Rede von Heinz Westphal
  • Parteizugehörigkeit zum Zeitpunkt der Rede: (SPD)
  • Letzte offizielle eingetragene Parteizugehörigkeit: (SPD)
Das Wort hat der Herr Abgeordnete Dr. Ehmke (Bonn)


(Vorsitz: Vizepräsident Frau Renger)


  • insert_commentNächste Rede als Kontext
    Rede von Dr. Horst Ehmke


    • Parteizugehörigkeit zum Zeitpunkt der Rede: (SPD)
    • Letzte offizielle eingetragene Parteizugehörigkeit: (SPD)
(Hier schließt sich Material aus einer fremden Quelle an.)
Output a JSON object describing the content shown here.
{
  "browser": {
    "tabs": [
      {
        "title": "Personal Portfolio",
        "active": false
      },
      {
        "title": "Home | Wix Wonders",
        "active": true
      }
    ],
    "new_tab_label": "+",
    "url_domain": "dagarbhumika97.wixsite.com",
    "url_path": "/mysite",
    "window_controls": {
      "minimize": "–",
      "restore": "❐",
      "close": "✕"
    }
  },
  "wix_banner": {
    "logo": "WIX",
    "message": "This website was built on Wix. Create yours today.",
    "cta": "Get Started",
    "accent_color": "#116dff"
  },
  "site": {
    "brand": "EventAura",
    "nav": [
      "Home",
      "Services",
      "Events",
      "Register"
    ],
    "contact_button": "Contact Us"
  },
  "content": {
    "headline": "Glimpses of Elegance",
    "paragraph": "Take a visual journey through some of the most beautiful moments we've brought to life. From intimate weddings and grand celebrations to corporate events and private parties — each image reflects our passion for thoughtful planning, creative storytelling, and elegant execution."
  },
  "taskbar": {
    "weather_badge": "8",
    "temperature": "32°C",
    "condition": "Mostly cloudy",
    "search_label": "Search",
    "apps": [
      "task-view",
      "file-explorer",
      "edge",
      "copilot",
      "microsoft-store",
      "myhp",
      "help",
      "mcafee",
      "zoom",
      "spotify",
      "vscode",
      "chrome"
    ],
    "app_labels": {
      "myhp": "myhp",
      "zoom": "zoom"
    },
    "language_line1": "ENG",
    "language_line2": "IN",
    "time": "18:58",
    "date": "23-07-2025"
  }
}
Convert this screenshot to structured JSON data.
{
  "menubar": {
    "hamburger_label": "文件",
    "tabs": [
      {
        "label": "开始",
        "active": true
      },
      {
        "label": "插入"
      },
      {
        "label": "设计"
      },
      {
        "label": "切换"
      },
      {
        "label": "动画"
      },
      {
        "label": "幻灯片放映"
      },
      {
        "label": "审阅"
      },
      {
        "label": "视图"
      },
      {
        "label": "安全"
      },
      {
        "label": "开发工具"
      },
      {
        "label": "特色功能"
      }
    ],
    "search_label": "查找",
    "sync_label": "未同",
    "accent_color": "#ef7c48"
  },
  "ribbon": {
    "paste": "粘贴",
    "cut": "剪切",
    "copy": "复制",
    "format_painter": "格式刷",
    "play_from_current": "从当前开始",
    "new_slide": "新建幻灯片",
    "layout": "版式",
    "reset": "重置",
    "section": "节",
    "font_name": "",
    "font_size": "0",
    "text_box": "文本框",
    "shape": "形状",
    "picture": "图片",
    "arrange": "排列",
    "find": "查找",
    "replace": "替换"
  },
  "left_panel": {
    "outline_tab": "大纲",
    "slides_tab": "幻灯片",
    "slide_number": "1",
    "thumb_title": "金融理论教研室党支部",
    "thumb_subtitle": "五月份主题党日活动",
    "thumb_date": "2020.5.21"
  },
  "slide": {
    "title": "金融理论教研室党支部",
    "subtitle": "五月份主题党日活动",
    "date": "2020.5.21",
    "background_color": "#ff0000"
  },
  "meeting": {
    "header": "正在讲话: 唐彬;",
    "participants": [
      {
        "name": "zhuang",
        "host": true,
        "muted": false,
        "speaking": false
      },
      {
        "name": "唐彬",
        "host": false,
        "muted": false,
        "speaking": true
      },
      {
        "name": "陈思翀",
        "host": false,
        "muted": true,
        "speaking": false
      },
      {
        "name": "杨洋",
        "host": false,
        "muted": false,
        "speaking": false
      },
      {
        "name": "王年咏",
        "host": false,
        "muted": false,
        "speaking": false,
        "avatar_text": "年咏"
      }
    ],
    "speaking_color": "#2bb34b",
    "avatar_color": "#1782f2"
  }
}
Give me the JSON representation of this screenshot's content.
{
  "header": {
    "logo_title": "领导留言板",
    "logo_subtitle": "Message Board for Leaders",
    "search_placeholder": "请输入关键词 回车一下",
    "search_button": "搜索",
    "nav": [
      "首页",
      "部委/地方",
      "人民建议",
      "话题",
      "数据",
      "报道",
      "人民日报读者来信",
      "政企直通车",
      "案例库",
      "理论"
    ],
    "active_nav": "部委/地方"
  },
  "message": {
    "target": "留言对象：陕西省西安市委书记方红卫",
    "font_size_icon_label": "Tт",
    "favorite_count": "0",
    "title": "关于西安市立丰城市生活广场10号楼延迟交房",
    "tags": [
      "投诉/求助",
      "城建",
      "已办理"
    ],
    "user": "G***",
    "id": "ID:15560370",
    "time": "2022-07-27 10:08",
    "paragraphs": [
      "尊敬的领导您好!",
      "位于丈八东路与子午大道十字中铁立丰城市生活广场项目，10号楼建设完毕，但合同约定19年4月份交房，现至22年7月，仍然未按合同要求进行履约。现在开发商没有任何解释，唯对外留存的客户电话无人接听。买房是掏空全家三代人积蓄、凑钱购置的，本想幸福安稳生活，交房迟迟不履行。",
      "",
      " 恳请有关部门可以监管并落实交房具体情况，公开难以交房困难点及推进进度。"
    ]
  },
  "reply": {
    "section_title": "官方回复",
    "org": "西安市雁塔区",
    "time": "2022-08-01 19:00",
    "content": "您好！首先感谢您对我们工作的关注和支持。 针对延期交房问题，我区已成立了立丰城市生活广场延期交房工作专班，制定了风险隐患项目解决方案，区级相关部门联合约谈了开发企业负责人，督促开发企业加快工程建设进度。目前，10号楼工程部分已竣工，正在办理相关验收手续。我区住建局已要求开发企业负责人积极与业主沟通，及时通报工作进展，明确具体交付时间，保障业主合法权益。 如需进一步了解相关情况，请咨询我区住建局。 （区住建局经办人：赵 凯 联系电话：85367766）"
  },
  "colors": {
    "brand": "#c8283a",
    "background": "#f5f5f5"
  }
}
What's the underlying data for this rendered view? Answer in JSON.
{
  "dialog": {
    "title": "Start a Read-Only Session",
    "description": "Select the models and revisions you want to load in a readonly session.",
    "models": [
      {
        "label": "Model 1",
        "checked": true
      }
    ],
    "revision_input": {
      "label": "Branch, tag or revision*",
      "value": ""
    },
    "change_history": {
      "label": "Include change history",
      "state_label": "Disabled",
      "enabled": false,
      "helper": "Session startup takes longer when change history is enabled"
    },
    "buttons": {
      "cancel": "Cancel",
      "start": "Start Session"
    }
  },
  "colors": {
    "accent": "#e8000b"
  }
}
    Herr Präsident! Meine Damen und Herren! Wir Sozialdemokraten freuen uns, daß die Konferenz über vertrauens- und sicherheitsbildende Maßnahmen und Abrüstung in Europa eröffnet worden ist. Ich habe nach dem Abschluß der Madrider KSZE-Folgekonferenz am 16. September an dieser Stelle dem Bundesaußenminister und der deutschen Verhandlungsdelegation unseren Glückwunsch ausgesprochen für ihr Verdienst am erfolgreichen Abschluß der Madrider Konferenz und für den Beginn der Stockholmer Konferenz in diesem Januar.
    Das Madrider Ergebnis ist eine eindeutige Bestätigung dafür, daß die Zusammenarbeit zwischen Ost und West möglich ist, wenn sich alle Seiten mit Ernsthaftigkeit und ohne sich unter Zeitdruck zu setzen um eine solche Zusammenarbeit bemühen.
    Ich wiederhole das, was wir Sozialdemokraten bei Übernahme der Oppositionsaufgabe in diesem Hohen Hause gesagt haben: Wir werden die Bundesregierung überall dort unterstützen, wo sie die unter sozialdemokratischer Führung begonnene Entspannungspolitik fortsetzt. Das galt für die Madrider Konferenz. Das wird auch für die Konferenz in Stockholm gelten.

    (Beifall bei der SPD)

    Der erfolgreiche und positive Abschluß der Madrider Konferenz ist von der Bundesregierung allerdings auch dazu benutzt worden, den Fehlschlag ihrer Nachrüstungspolitik zu kaschieren. Die Aufstellung neuer amerikanischer und zusätzlicher sowjetischer Raketen in Europa

    (Dr. Marx [CDU/CSU]: Die Sie früher gewollt haben!)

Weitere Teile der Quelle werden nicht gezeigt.